I feel so out of control of what is happening to me. One of the most frustrating parts of this is that I can’t even write. I’m doing this audibly with the accessibility features, and it’s imperfect, more so than I’m comfortable with.

I wanna scream out in fury. But any quick or dramatic movement just causes me pain! Fuck! Fuck! Fuck! (Use the F word when you can’t flail around explosively.)

Well, surgery tomorrow. Hopefully, after the pain, I will begin to see some hope.

Reflecting on a Week of Coping Without My Dominant Hand

I’ve been without my right hand and arm for a week now, and it’s going to be several months yet. Everything is hard with my right hand in a sling. I feel frustrated with eating, opening containers, getting in and out of bed and the car, bathing, and other personal tasks. The loss of dignity, privacy, and self-reliance sometimes leads me to burst into tears, especially by the end of the day.

I hurt physically, but it is not as bad as I expected. I cry out at the pain sometimes because honoring the injury helps me through it. I am frustrated. I feel impatient. But I’m slowly but surely adapting.

Holding a book is a challenge. I can’t run or write. (All of these are critical to my mental health). I have to be patient about not running. Physical healing will come. I am learning to write using the accessibility features on my MacBook and iPhone. (Did you know phone keyboards have a one-handed mode?) Audio dictation is odd, but I think I can cope with it. Do I have a choice?

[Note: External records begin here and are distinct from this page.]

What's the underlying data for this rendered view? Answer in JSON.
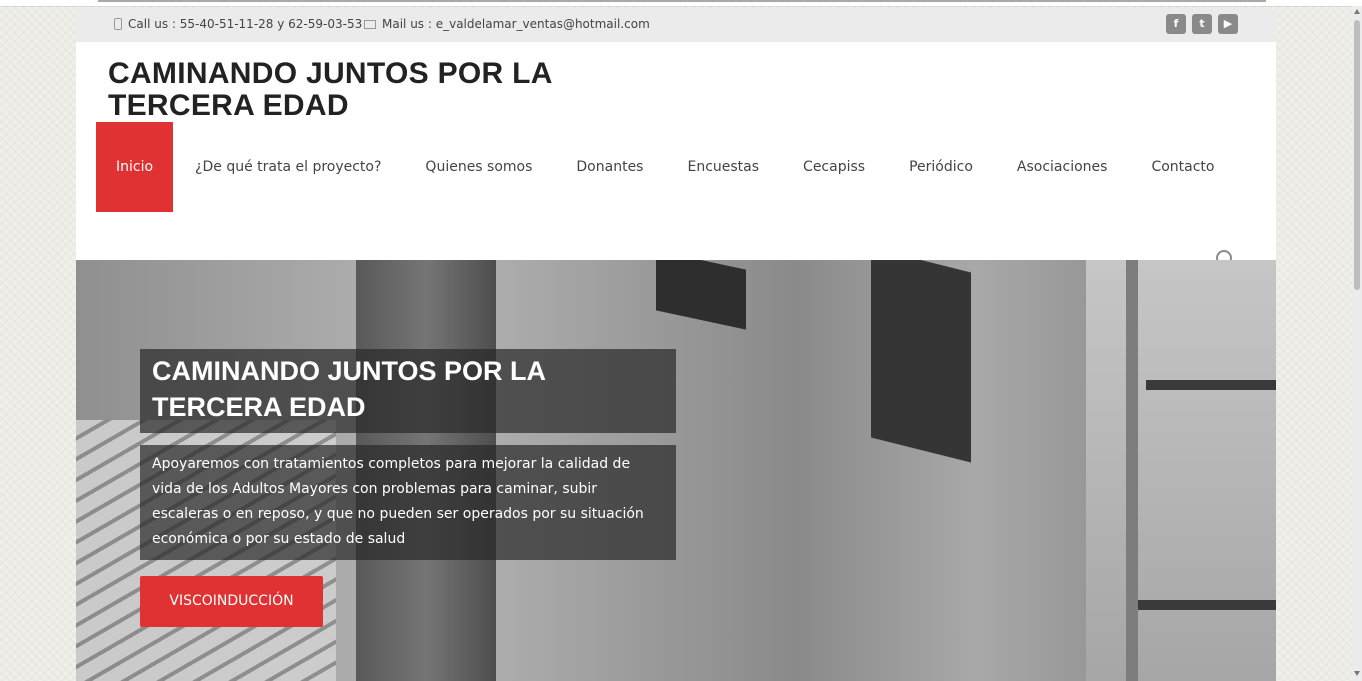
{
  "topbar": {
    "phone": "Call us : 55-40-51-11-28 y 62-59-03-53",
    "mail": "Mail us : e_valdelamar_ventas@hotmail.com",
    "social": [
      {
        "name": "facebook-icon",
        "glyph": "f"
      },
      {
        "name": "twitter-icon",
        "glyph": "t"
      },
      {
        "name": "youtube-icon",
        "glyph": "▶"
      }
    ]
  },
  "header": {
    "title_line1": "CAMINANDO JUNTOS POR LA",
    "title_line2": "TERCERA EDAD"
  },
  "nav": {
    "items": [
      "Inicio",
      "¿De qué trata el proyecto?",
      "Quienes somos",
      "Donantes",
      "Encuestas",
      "Cecapiss",
      "Periódico",
      "Asociaciones",
      "Contacto"
    ],
    "active_index": 0
  },
  "hero": {
    "title": "CAMINANDO JUNTOS POR LA TERCERA EDAD",
    "description": "Apoyaremos con tratamientos completos para mejorar la calidad de vida de los Adultos Mayores con problemas para caminar, subir escaleras o en reposo, y que no pueden ser operados por su situación económica o por su estado de salud",
    "button": "VISCOINDUCCIÓN"
  },
  "colors": {
    "accent": "#e03232",
    "topbar_bg": "#ebebeb",
    "text": "#444444"
  }
}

I have to do it in a quiet room, and I can’t listen to music in the background or the lyrics become part of my post,

One comment

  1. I’m so sorry to hear about this, Tim. A someone who has never been nearly as physically active as you, I can’t imagine all the ways this must be messing with your expectations of yourself and the world you had built for yourself.

    All I can identify with is the pain you are going through. As I think you know, I’ve had my share of physical suffering and prolonged debilitation that kept me from doing what I had been doing for years.

    I wish for you that you will gain from the experience, as I did mine. Patience and acceptance are not just virtues, they have been essential to my mental recovery from my physical problems.